La disposition concernée ci-dessus vise, sans s’y limiter, la perte résultant du lien affectant le Titre de propriété, découlant des taxes foncières imposées par une autorité gouvernementale ou d’utilité publique, dues ou payables, mais impayées (« clause 2 (b) »). 1921645 Alberta ltée a fait valoir que la police devrait couvrir la taxe sur les améliorations locales due en juin 2016 puisqu’elle a été créée avant la date de la police. Cependant, la Cour d’appel a conclu, à la lecture de la clause 2 (b) et à la lumière de la police dans son ensemble, que la couverture offerte ne vise pas les défauts qui surviennent après la clôture.
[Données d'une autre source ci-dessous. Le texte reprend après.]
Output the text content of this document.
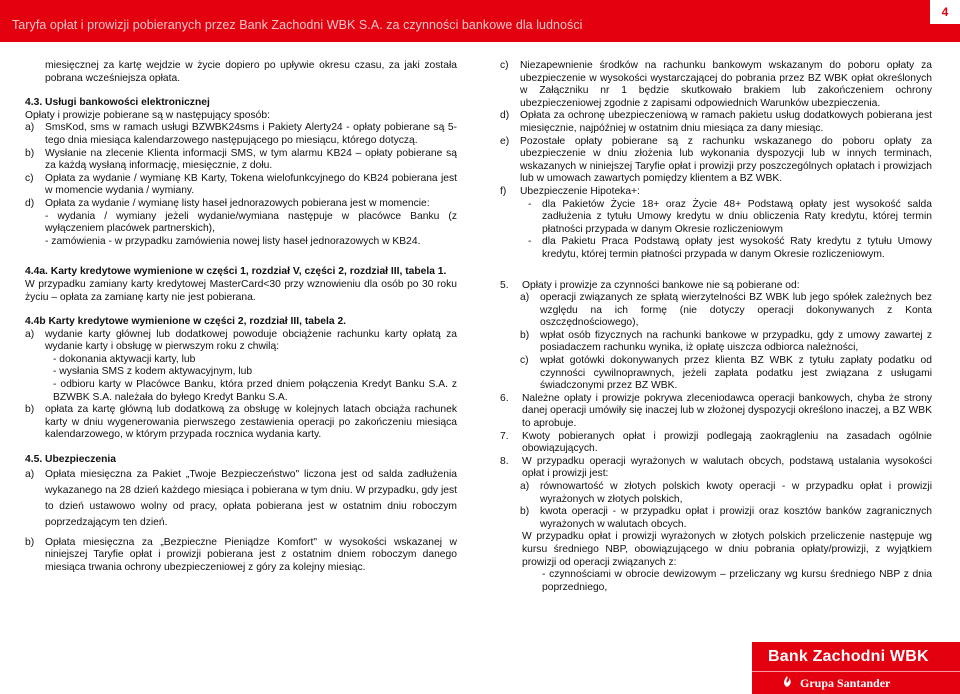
Taryfa opłat i prowizji pobieranych przez Bank Zachodni WBK S.A. za czynności bankowe dla ludności
4
miesięcznej za kartę wejdzie w życie dopiero po upływie okresu czasu, za jaki została pobrana wcześniejsza opłata.
4.3. Usługi bankowości elektronicznej
Opłaty i prowizje pobierane są w następujący sposób:
a)	SmsKod, sms w ramach usługi BZWBK24sms i Pakiety Alerty24 - opłaty pobierane są 5-tego dnia miesiąca kalendarzowego następującego po miesiącu, którego dotyczą.
b)	Wysłanie na zlecenie Klienta informacji SMS, w tym alarmu KB24 – opłaty pobierane są za każdą wysłaną informację, miesięcznie, z dołu.
c)	Opłata za wydanie / wymianę KB Karty, Tokena wielofunkcyjnego do KB24 pobierana jest w momencie wydania / wymiany.
d)	Opłata za wydanie / wymianę listy haseł jednorazowych pobierana jest w momencie:
- wydania / wymiany jeżeli wydanie/wymiana następuje w placówce Banku (z wyłączeniem placówek partnerskich),
- zamówienia - w przypadku zamówienia nowej listy haseł jednorazowych w KB24.
4.4a. Karty kredytowe wymienione w części 1, rozdział V, części 2, rozdział III, tabela 1.
W przypadku zamiany karty kredytowej MasterCard<30 przy wznowieniu dla osób po 30 roku życiu – opłata za zamianę karty nie jest pobierana.
4.4b Karty kredytowe wymienione w części 2, rozdział III, tabela 2.
a)	wydanie karty głównej lub dodatkowej powoduje obciążenie rachunku karty opłatą za wydanie karty i obsługę w pierwszym roku z chwilą:
- dokonania aktywacji karty, lub
- wysłania SMS z kodem aktywacyjnym, lub
- odbioru karty w Placówce Banku, która przed dniem połączenia Kredyt Banku S.A. z BZWBK S.A. należała do byłego Kredyt Banku S.A.
b)	opłata za kartę główną lub dodatkową za obsługę w kolejnych latach obciąża rachunek karty w dniu wygenerowania pierwszego zestawienia operacji po zakończeniu miesiąca kalendarzowego, w którym przypada rocznica wydania karty.
4.5. Ubezpieczenia
a)	Opłata miesięczna za Pakiet „Twoje Bezpieczeństwo" liczona jest od salda zadłużenia wykazanego na 28 dzień każdego miesiąca i pobierana w tym dniu. W przypadku, gdy jest to dzień ustawowo wolny od pracy, opłata pobierana jest w ostatnim dniu roboczym poprzedzającym ten dzień.
b)	Opłata miesięczna za „Bezpieczne Pieniądze Komfort" w wysokości wskazanej w niniejszej Taryfie opłat i prowizji pobierana jest z ostatnim dniem roboczym danego miesiąca trwania ochrony ubezpieczeniowej z góry za kolejny miesiąc.
c)	Niezapewnienie środków na rachunku bankowym wskazanym do poboru opłaty za ubezpieczenie w wysokości wystarczającej do pobrania przez BZ WBK opłat określonych w Załączniku nr 1 będzie skutkowało brakiem lub zakończeniem ochrony ubezpieczeniowej zgodnie z zapisami odpowiednich Warunków ubezpieczenia.
d)	Opłata za ochronę ubezpieczeniową w ramach pakietu usług dodatkowych pobierana jest miesięcznie, najpóźniej w ostatnim dniu miesiąca za dany miesiąc.
e)	Pozostałe opłaty pobierane są z rachunku wskazanego do poboru opłaty za ubezpieczenie w dniu złożenia lub wykonania dyspozycji lub w innych terminach, wskazanych w niniejszej Taryfie opłat i prowizji przy poszczególnych opłatach i prowizjach lub w umowach zawartych pomiędzy klientem a BZ WBK.
f)	Ubezpieczenie Hipoteka+:
-	dla Pakietów Życie 18+ oraz Życie 48+ Podstawą opłaty jest wysokość salda zadłużenia z tytułu Umowy kredytu w dniu obliczenia Raty kredytu, której termin płatności przypada w danym Okresie rozliczeniowym
-	dla Pakietu Praca Podstawą opłaty jest wysokość Raty kredytu z tytułu Umowy kredytu, której termin płatności przypada w danym Okresie rozliczeniowym.
5.	Opłaty i prowizje za czynności bankowe nie są pobierane od:
a)	operacji związanych ze spłatą wierzytelności BZ WBK lub jego spółek zależnych bez względu na ich formę (nie dotyczy operacji dokonywanych z Konta oszczędnościowego),
b)	wpłat osób fizycznych na rachunki bankowe w przypadku, gdy z umowy zawartej z posiadaczem rachunku wynika, iż opłatę uiszcza odbiorca należności,
c)	wpłat gotówki dokonywanych przez klienta BZ WBK z tytułu zapłaty podatku od czynności cywilnoprawnych, jeżeli zapłata podatku jest związana z usługami świadczonymi przez BZ WBK.
6.	Należne opłaty i prowizje pokrywa zleceniodawca operacji bankowych, chyba że strony danej operacji umówiły się inaczej lub w złożonej dyspozycji określono inaczej, a BZ WBK to aprobuje.
7.	Kwoty pobieranych opłat i prowizji podlegają zaokrągleniu na zasadach ogólnie obowiązujących.
8.	W przypadku operacji wyrażonych w walutach obcych, podstawą ustalania wysokości opłat i prowizji jest:
a)	równowartość w złotych polskich kwoty operacji - w przypadku opłat i prowizji wyrażonych w złotych polskich,
b)	kwota operacji - w przypadku opłat i prowizji oraz kosztów banków zagranicznych wyrażonych w walutach obcych.
W przypadku opłat i prowizji wyrażonych w złotych polskich przeliczenie następuje wg kursu średniego NBP, obowiązującego w dniu pobrania opłaty/prowizji, z wyjątkiem prowizji od operacji związanych z:
- czynnościami w obrocie dewizowym – przeliczany wg kursu średniego NBP z dnia poprzedniego,
Bank Zachodni WBK
Grupa Santander
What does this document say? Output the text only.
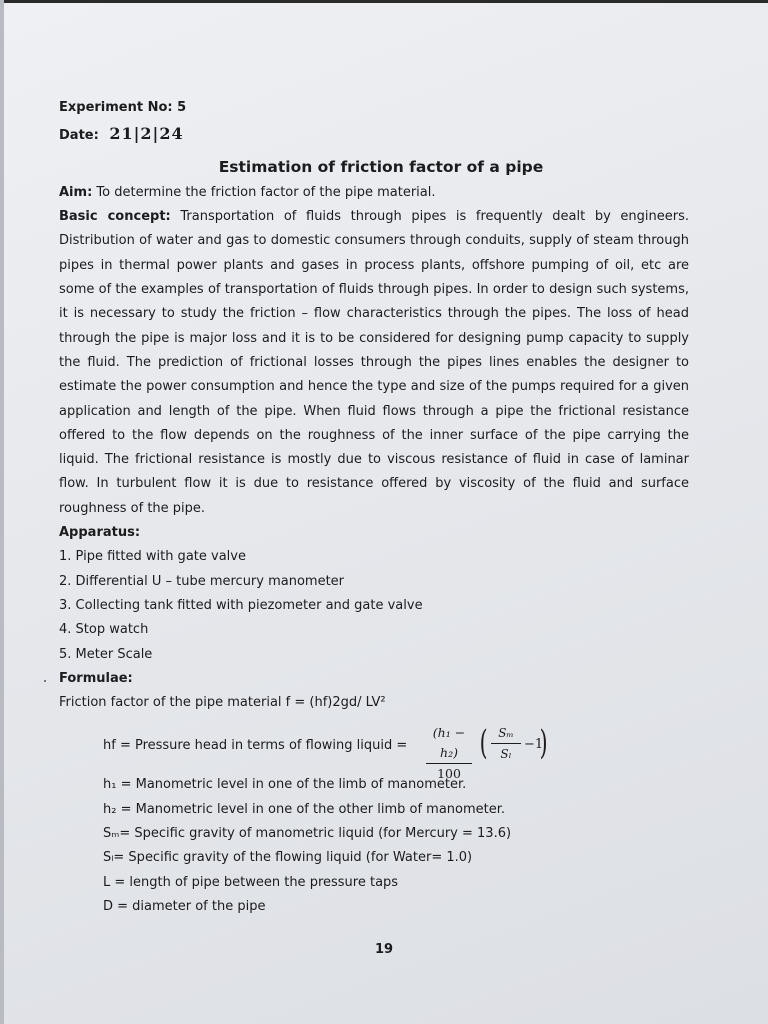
Experiment No: 5

Date: 21|2|24

Estimation of friction factor of a pipe

Aim: To determine the friction factor of the pipe material.

Basic concept: Transportation of fluids through pipes is frequently dealt by engineers. Distribution of water and gas to domestic consumers through conduits, supply of steam through pipes in thermal power plants and gases in process plants, offshore pumping of oil, etc are some of the examples of transportation of fluids through pipes. In order to design such systems, it is necessary to study the friction – flow characteristics through the pipes. The loss of head through the pipe is major loss and it is to be considered for designing pump capacity to supply the fluid. The prediction of frictional losses through the pipes lines enables the designer to estimate the power consumption and hence the type and size of the pumps required for a given application and length of the pipe. When fluid flows through a pipe the frictional resistance offered to the flow depends on the roughness of the inner surface of the pipe carrying the liquid. The frictional resistance is mostly due to viscous resistance of fluid in case of laminar flow. In turbulent flow it is due to resistance offered by viscosity of the fluid and surface roughness of the pipe.

Apparatus:

1. Pipe fitted with gate valve

2. Differential U – tube mercury manometer

3. Collecting tank fitted with piezometer and gate valve

4. Stop watch

5. Meter Scale

Formulae:

Friction factor of the pipe material f = (hf)2gd/ LV²

hf = Pressure head in terms of flowing liquid = $\frac{\text{(h₁ − h₂)}}{100}$ ( $\frac{\text{Sₘ}}{\text{Sₗ}} -1$
)

h₁ = Manometric level in one of the limb of manometer.

h₂ = Manometric level in one of the other limb of manometer.

Sₘ= Specific gravity of manometric liquid (for Mercury = 13.6)

Sₗ= Specific gravity of the flowing liquid (for Water= 1.0)

L = length of pipe between the pressure taps

D = diameter of the pipe

19
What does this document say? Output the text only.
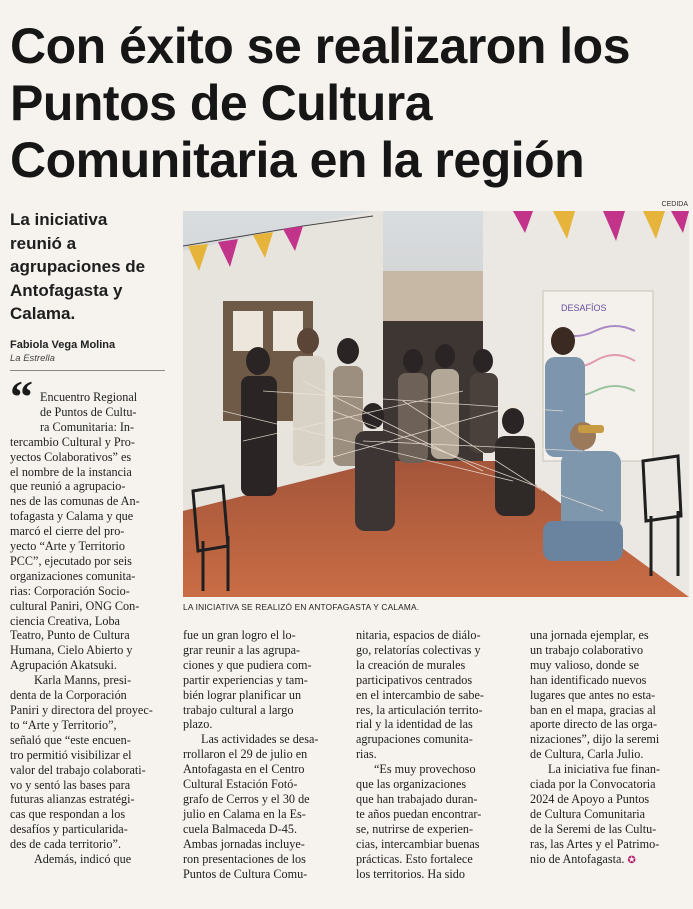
Con éxito se realizaron los
Puntos de Cultura
Comunitaria en la región
CEDIDA
La iniciativa
reunió a
agrupaciones de
Antofagasta y
Calama.
Fabiola Vega Molina
La Estrella
“ Encuentro Regional
de Puntos de Cultu-
ra Comunitaria: In-
tercambio Cultural y Pro-
yectos Colaborativos” es
el nombre de la instancia
que reunió a agrupacio-
nes de las comunas de An-
tofagasta y Calama y que
marcó el cierre del pro-
yecto “Arte y Territorio
PCC”, ejecutado por seis
organizaciones comunita-
rias: Corporación Socio-
cultural Paniri, ONG Con-
ciencia Creativa, Loba
Teatro, Punto de Cultura
Humana, Cielo Abierto y
Agrupación Akatsuki.
Karla Manns, presi-
denta de la Corporación
Paniri y directora del proyec-
to “Arte y Territorio”,
señaló que “este encuen-
tro permitió visibilizar el
valor del trabajo colaborati-
vo y sentó las bases para
futuras alianzas estratégi-
cas que respondan a los
desafíos y particularida-
des de cada territorio”.
Además, indicó que
DESAFÍOS
LA INICIATIVA SE REALIZÓ EN ANTOFAGASTA Y CALAMA.
fue un gran logro el lo-
grar reunir a las agrupa-
ciones y que pudiera com-
partir experiencias y tam-
bién lograr planificar un
trabajo cultural a largo
plazo.
Las actividades se desa-
rrollaron el 29 de julio en
Antofagasta en el Centro
Cultural Estación Fotó-
grafo de Cerros y el 30 de
julio en Calama en la Es-
cuela Balmaceda D-45.
Ambas jornadas incluye-
ron presentaciones de los
Puntos de Cultura Comu-
nitaria, espacios de diálo-
go, relatorías colectivas y
la creación de murales
participativos centrados
en el intercambio de sabe-
res, la articulación territo-
rial y la identidad de las
agrupaciones comunita-
rias.
“Es muy provechoso
que las organizaciones
que han trabajado duran-
te años puedan encontrar-
se, nutrirse de experien-
cias, intercambiar buenas
prácticas. Esto fortalece
los territorios. Ha sido
una jornada ejemplar, es
un trabajo colaborativo
muy valioso, donde se
han identificado nuevos
lugares que antes no esta-
ban en el mapa, gracias al
aporte directo de las orga-
nizaciones”, dijo la seremi
de Cultura, Carla Julio.
La iniciativa fue finan-
ciada por la Convocatoria
2024 de Apoyo a Puntos
de Cultura Comunitaria
de la Seremi de las Cultu-
ras, las Artes y el Patrimo-
nio de Antofagasta. ✪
La Cour d’appel poursuit en affirmant que les taxes qui deviennent exigibles ou payables après la clôture sont exclues, car cette obligation n’existait pas « à la date de la police ». Ainsi, la Cour d’appel conclut que la clause 2 (b) indique clairement que les impôts fonciers qui deviennent dus ou payables après la clôture de la transaction ne sont pas couverts, même s’ils ont été créés antérieurement à la clôture. En outre, la Cour d’appel a déclaré que les taxes visées par la police qui deviennent dues ou payables dans les années à venir ne peuvent pas être considérées comme un défaut ou un lien sur le titre puisqu’il est naturel que des taxes foncières deviennent dues ou payables dans les années à venir. En conclusion, la Cour d’appel a estimé que les taxes d’améliorations locales susmentionnées de 5,1 millions de dollars n’étaient pas couvertes par la police d’assurance-titre.
Conclusion
Il est crucial que les acheteurs fassent appel à des avocats expérimentés en matière de vérification diligente avant d’acheter une propriété, en particulier des immeubles commerciaux, car l’assurance-titre ne constitue pas une garantie « tout risque », dont notamment dans le contexte des divers reports sur un certain nombre de fronts au sein du gouvernement résultant des mesures d’allègement COVID-19.